The appendicular skeleton consists of the limb girdles and the bones of the limbs. The bones of the appendicular skeleton develop from mesenchymal condensations which become cartilaginous models (Fig. 4.9). The clavicle is the only exception, which begins as a model membranous bone. The centres of ossification first appear in the limb bones during the eighth week. By the twelfth week, the shafts of the limb bones are ossified, though the carpal bones of the wrist remain cartilaginous until after birth. The ossification of the three largest tarsal bones of the ankle begins at about 16 weeks, but some of the smaller tarsal bones do not ossify until 3 years after birth.

Fig. 4.9 Developing limb skeleton. (A) Upper limb 5 weeks. (B) Lower limb 8 weeks.

In a typical long bone of a limb, the ossification process begins in the shaft or diaphysis, where the cartilage cells enlarge and the extracellular matrix becomes calcified. From this primary centre of ossification, the bone develops towards the ends of the cartilaginous model. A nutrient artery nourishes the central region of the developing bone by penetrating the cartilage. At birth the shafts of long bones are completely ossified, but the ends of the bones or epiphyses are still cartilaginous. During the first few years after birth, secondary ossification centres appear in the epiphyses, and bone formation continues in all directions. However, a band of cartilage, the epiphyseal growth or cartilaginous plate, remains between the two centres of ossification. The cells of the epiphyseal plate remain active until the long bone ceases to grow, and once the epiphyseal plate becomes ossified to unite with the shaft of the bone, growth is no longer possible. You should refer to an histology textbook for details of histogenesis of bones such as ICT Histology.

Joints form from the mesenchyme between the developing bones. In a synovial joint, the mesenchymal tissue breaks down to form a cavity, whereas in fibrous and cartilaginous joints, the mesenchyme differentiates into either dense fibrous tissue or cartilage.

Clinical box

Anomalies of limbs result from a combination of genetic and environmental factors, or teratogenic effects of drugs, or simply mechanical factors. Some deformities involving digits, such as polydactyly, syndactyly and lobster claw hand or foot, arise as a result of genetic mutations. Other anomalies, such as talipes equinovarus or clubfoot, and dysplasia of joints, have been attributed to mechanical compression of the fetus against the uterine wall. Amniotic bands also can produce unwanted pressure on developing limbs, resulting in constrictions or even complete amputations. This direct pressure on the fetal body may be due to the condition of oligohydramnios where the volume of amniotic fluid is too little.

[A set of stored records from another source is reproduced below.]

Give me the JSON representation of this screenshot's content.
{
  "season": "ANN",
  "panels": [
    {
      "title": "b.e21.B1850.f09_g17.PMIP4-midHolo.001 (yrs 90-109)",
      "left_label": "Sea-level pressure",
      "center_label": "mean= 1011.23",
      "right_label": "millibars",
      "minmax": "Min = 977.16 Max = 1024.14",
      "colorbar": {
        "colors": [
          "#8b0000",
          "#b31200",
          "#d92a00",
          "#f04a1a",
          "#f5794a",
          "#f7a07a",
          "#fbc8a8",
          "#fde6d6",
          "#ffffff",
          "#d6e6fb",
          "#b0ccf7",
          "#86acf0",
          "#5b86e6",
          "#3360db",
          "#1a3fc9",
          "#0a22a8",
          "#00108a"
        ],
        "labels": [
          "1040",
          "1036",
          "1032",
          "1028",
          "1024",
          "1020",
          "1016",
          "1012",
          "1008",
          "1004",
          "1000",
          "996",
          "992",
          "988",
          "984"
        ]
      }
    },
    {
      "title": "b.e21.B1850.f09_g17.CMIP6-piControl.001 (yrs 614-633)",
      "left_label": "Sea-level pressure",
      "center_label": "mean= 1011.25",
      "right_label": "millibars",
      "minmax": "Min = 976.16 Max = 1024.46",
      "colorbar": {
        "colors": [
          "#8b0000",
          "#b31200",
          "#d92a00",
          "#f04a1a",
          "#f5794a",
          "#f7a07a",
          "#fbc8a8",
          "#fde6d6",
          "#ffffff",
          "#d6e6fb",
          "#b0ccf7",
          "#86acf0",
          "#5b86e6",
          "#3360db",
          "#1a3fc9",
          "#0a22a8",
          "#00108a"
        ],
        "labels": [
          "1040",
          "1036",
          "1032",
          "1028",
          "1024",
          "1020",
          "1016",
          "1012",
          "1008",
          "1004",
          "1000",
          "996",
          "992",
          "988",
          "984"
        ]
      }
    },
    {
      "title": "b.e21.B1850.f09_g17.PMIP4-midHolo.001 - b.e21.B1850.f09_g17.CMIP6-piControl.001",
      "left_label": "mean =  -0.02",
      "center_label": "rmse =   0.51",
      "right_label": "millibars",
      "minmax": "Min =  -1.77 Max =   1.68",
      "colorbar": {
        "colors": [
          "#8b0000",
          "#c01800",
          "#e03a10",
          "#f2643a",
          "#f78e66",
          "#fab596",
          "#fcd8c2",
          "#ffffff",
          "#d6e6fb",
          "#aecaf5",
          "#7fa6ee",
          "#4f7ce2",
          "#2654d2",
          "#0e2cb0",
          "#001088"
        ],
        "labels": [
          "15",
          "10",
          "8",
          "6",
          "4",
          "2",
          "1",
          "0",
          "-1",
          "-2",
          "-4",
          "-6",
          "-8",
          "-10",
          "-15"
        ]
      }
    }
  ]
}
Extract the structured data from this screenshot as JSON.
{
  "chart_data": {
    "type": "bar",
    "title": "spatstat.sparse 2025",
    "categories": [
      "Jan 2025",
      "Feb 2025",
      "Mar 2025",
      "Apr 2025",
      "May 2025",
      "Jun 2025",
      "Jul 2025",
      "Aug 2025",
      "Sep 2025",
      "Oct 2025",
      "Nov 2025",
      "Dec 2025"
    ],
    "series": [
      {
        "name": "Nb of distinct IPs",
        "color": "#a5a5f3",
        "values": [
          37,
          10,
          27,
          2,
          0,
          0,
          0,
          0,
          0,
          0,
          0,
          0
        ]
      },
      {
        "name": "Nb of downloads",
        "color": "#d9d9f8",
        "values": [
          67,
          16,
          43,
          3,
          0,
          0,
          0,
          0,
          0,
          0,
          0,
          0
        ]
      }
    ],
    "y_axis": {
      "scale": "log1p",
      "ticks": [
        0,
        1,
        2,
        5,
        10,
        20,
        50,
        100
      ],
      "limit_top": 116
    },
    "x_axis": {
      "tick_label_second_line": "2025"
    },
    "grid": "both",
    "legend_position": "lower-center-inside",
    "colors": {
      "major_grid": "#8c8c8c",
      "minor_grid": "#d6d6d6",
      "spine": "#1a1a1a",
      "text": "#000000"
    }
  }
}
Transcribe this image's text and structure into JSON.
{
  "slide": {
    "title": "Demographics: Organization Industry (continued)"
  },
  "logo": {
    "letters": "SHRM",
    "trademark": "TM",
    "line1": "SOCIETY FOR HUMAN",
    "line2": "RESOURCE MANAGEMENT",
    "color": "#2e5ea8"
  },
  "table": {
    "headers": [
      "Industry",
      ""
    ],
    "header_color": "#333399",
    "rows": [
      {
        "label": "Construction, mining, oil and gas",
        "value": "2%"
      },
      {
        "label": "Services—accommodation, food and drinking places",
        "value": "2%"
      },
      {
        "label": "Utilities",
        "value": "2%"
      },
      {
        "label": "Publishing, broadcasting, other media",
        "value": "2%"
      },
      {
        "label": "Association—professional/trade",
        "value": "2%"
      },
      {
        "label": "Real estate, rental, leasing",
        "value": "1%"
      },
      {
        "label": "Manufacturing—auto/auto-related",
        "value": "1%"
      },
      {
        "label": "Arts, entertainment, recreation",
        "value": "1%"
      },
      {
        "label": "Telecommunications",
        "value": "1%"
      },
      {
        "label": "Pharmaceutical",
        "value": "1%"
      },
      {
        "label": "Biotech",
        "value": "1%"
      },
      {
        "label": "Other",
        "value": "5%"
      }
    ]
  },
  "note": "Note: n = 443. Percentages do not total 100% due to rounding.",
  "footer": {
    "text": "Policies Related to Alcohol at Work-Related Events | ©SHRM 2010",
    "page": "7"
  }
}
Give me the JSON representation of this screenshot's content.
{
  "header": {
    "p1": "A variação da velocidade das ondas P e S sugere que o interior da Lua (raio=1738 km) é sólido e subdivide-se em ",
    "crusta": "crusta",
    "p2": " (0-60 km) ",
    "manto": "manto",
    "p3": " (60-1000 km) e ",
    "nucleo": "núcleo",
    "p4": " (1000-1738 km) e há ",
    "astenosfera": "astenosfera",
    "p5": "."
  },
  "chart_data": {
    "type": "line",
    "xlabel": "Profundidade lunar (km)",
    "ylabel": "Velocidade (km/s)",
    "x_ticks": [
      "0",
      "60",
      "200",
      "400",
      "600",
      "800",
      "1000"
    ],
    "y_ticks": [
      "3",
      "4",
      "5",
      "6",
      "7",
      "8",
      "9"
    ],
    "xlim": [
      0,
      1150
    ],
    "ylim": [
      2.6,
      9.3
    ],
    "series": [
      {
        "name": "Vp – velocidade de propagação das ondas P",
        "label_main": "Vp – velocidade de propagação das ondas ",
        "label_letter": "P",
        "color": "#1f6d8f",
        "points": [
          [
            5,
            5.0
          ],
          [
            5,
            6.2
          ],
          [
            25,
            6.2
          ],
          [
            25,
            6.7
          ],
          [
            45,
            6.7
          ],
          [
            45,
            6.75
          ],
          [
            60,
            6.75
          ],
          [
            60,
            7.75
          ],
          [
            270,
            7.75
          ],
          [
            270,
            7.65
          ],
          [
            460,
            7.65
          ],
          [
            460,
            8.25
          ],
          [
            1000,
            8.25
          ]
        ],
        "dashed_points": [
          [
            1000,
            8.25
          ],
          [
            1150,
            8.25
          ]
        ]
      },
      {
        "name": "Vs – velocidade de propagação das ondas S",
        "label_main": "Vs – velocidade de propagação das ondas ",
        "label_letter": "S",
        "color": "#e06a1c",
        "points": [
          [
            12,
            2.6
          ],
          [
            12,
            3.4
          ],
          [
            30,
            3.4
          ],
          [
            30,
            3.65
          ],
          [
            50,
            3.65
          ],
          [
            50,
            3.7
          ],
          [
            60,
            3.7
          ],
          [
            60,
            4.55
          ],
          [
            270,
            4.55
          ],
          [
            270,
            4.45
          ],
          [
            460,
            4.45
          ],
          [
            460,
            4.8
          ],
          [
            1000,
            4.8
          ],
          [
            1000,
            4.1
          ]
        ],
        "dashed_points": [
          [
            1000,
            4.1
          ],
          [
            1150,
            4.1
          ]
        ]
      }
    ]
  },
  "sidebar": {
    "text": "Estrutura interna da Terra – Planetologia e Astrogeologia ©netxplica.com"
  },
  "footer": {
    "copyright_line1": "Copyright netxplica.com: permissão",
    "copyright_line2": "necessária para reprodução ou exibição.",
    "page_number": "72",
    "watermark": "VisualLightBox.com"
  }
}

Failure of the kidneys to develop may cause oligohydramnios.

The muscular system

Skeletal muscles develop from the myoblasts derived from the somites, with the exception of much of the head musculature, which is derived from the pharyngeal arches or the neural crest mesenchyme (see Chapter 11). The muscles of the neck and trunk are derived from the myotomes, whereas the limb musculature develops from myogenic cells that migrate from the ventrolateral region of the dermomyotome of the somite.

Each myotome divides into a dorsal epimere and a ventral hypomere (Fig. 4.10). The epimere gives rise to the back muscles, including the erector spinae, whereas the hypomere forms the lateral and ventral muscles of the thorax and abdomen. The muscles derived from the hypomere include the intercostal muscles in the thorax, the three layers of the anterior abdominal wall, the rectus abdominis and the infrahyoid muscles. The spinal nerves divide into dorsal and ventral rami supplying each division of the myotome. The dorsal rami innervate the muscles derived from the epimeres, and the ventral rami innervate the muscles derived from the hypomeres.